Cuando la barcaza se acercó, el oficial y sus hombres desfilaron por el centro del puente de Lohman en perfecta formación; una escolta de guardias con librea de color púrpura les despejaba el camino. Las normas de seguridad insistían en que el puente debía estar cerrado al público hasta que pasase la barcaza, pero la gente se había congregado en él.
El oficial se detuvo ante el enorme mecanismo y, a una señal suya, uno de sus hombres izó una sencilla bandera azul. Abajo, en el río, la barcaza real se quedó inmóvil como una gran fiera expectante y fantástica.
—¡A vuestros puestos! —ordenó el oficial.
Los hombres se pusieron en marcha con precisión mecánica mientras se oían algunos vítores irónicos. Tres de ellos se dirigieron a la gran rueda y los otros se ocuparon del entresijo de cuerdas y cables que la rodeaban.
—¡Acción! —gritó el oficial, quien, al igual que sus hombres, vestía unos ropajes pasados de moda, como del siglo pasado.
Los hombres de las cuerdas empezaron a tirar mientras los otros ejercían presión sobre la gran rueda. La multitud de observadores se quedó en silencio. Debía cumplirse con el acto tradicional en el día de la coronación: había que utilizar la antigua maquinaria del puente primitivo.
El problema radicaba en que, a pesar del cuidado y la atención constantes, no había garantía de que funcionase. La coronación del bondadoso rey Glaucopsyche se había retrasado dos semanas, mientras los mecánicos trabajaban a contrarreloj para poner la gran rueda en funcionamiento.
Durante unos momentos pareció que la historia se repetiría. Poco después, con un profundo y desasosegante crujido, la rueda comenzó a girar. La multitud vitoreó e infundió ánimo a los hombres que la empujaban, y el puente vibró y se inició la apertura.
Estalló una memorable aclamación.
En la cubierta de la barcaza apareció una figura blanca y saludó con la mano.
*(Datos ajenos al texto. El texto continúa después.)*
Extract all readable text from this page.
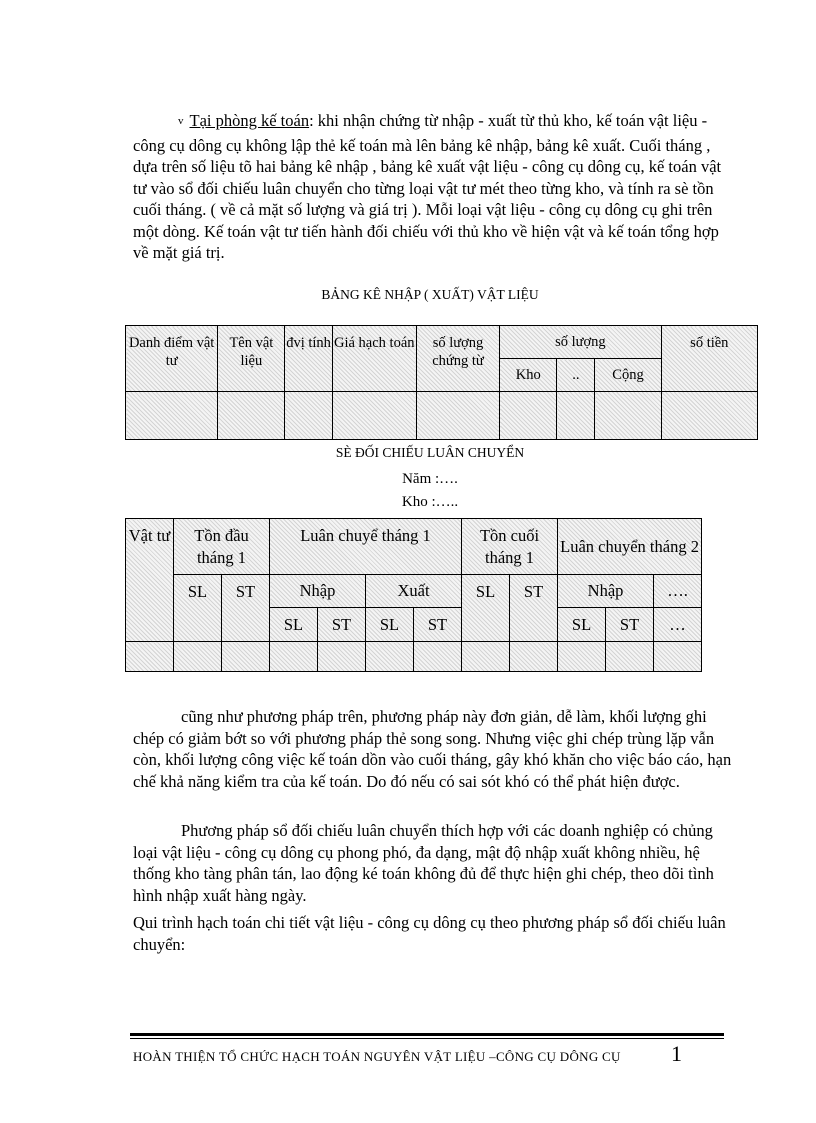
v Tại phòng kế toán: khi nhận chứng từ nhập - xuất từ thủ kho, kế toán vật liệu - công cụ dông cụ không lập thẻ kế toán mà lên bảng kê nhập, bảng kê xuất. Cuối tháng , dựa trên số liệu tõ hai bảng kê nhập , bảng kê xuất vật liệu - công cụ dông cụ, kế toán vật tư vào sổ đối chiếu luân chuyển cho từng loại vật tư mét theo từng kho, và tính ra sè tồn cuối tháng. ( về cả mặt số lượng và giá trị ). Mỗi loại vật liệu - công cụ dông cụ ghi trên một dòng. Kế toán vật tư tiến hành đối chiếu với thủ kho về hiện vật và kế toán tổng hợp về mặt giá trị.

BẢNG KÊ NHẬP ( XUẤT) VẬT LIỆU

Danh điểm vật tư	Tên vật liệu	đvị tính	Giá hạch toán	số lượng chứng từ	số lượng			số tiền
					Kho	..	Cộng	

SÈ ĐỐI CHIẾU LUÂN CHUYỂN

Năm :….

Kho :…..

Vật tư	Tồn đầu tháng 1		Luân chuyể tháng 1				Tồn cuối tháng 1		Luân chuyển tháng 2		
	SL	ST	Nhập		Xuất		SL	ST	Nhập		….
			SL	ST	SL	ST			SL	ST	…

cũng như phương pháp trên, phương pháp này đơn giản, dễ làm, khối lượng ghi chép có giảm bớt so với phương pháp thẻ song song. Nhưng việc ghi chép trùng lặp vẫn còn, khối lượng công việc kế toán dồn vào cuối tháng, gây khó khăn cho việc báo cáo, hạn chế khả năng kiểm tra của kế toán. Do đó nếu có sai sót khó có thể phát hiện được.

Phương pháp sổ đối chiếu luân chuyển thích hợp với các doanh nghiệp có chủng loại vật liệu - công cụ dông cụ phong phó, đa dạng, mật độ nhập xuất không nhiều, hệ thống kho tàng phân tán, lao động ké toán không đủ để thực hiện ghi chép, theo dõi tình hình nhập xuất hàng ngày.

Qui trình hạch toán chi tiết vật liệu - công cụ dông cụ theo phương pháp sổ đối chiếu luân chuyển:

HOÀN THIỆN TỔ CHỨC HẠCH TOÁN NGUYÊN VẬT LIỆU –CÔNG CỤ DÔNG CỤ 1
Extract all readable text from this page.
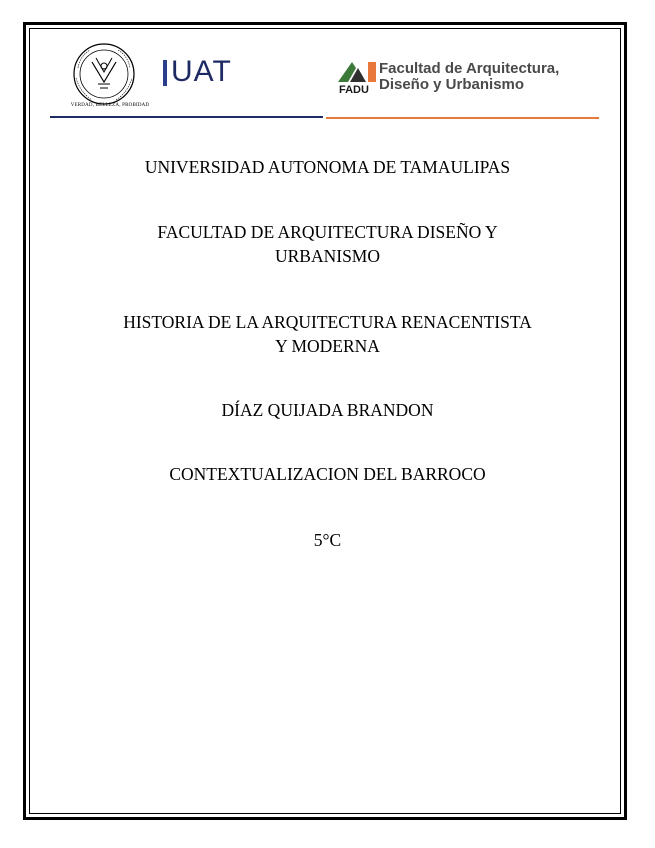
VERDAD, BELLEZA, PROBIDAD
UAT
FADU
Facultad de Arquitectura,
Diseño y Urbanismo
UNIVERSIDAD AUTONOMA DE TAMAULIPAS
FACULTAD DE ARQUITECTURA DISEÑO Y
URBANISMO
HISTORIA DE LA ARQUITECTURA RENACENTISTA
Y MODERNA
DÍAZ QUIJADA BRANDON
CONTEXTUALIZACION DEL BARROCO
5°C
Los aplausos se redoblaron y el puente se dividió en dos. Hubo un breve pánico cuando los espectadores se escabulleron de un lado a otro antes de que el abismo se ensanchase, pero por una vez nadie cayó al agua. El puente de Lohman se abrió entre aullidos de delirio y gritos de aprobación.
La barcaza real recuperó su majestuoso avance y pasó por debajo lentamente.
* * *
—¿Has visto eso? —exclamó Comma, emocionado—. ¡Me adoran! ¡Todos me han aclamado y saludado! ¡No podía haber tenido una idea mejor!
—¡Por favor! —siseó Blue entredientes—. ¿No tienes noción, ni la menor noción, de la intimidad? Y no fue idea tuya en absoluto.
—Estás preciosa con ese chisme —dijo Comma, pensativo.
—¿De veras? ¿No crees que me hace parecer demasiado mayor?
* * *
—¿Qué vais a hacer con esa cosa durante la ceremonia? —preguntó el señor Fogarty.
—¿Se refiere a mí? —preguntó Flapwazzle, airado.
—¿Se refiere a Flapwazzle? —preguntó Henry en el mismo tono—. No es una cosa.
—¿Qué vais a hacer con el endriago durante la ceremonia? —rectificó Fogarty encogiéndose de hombros.
—No se va a quedar fuera —respondió Henry.
—No me voy a quedar fuera —confirmó Flapwazzle.
—¿He dicho yo que lo hicieras? Sólo que… —el Guardián volvió a encogerse de hombros— huele un poquitín mal y ya es demasiado tarde para darse un baño.
—¡Vaya! —exclamó Flapwazzle—. Dice la verdad: huelo un poco mal. —El endriago serpenteó por el suelo.
—¿Adonde vas? —preguntó Henry, asustado.
—Soy perfectamente capaz de darme un baño —respondió Flapwazzle.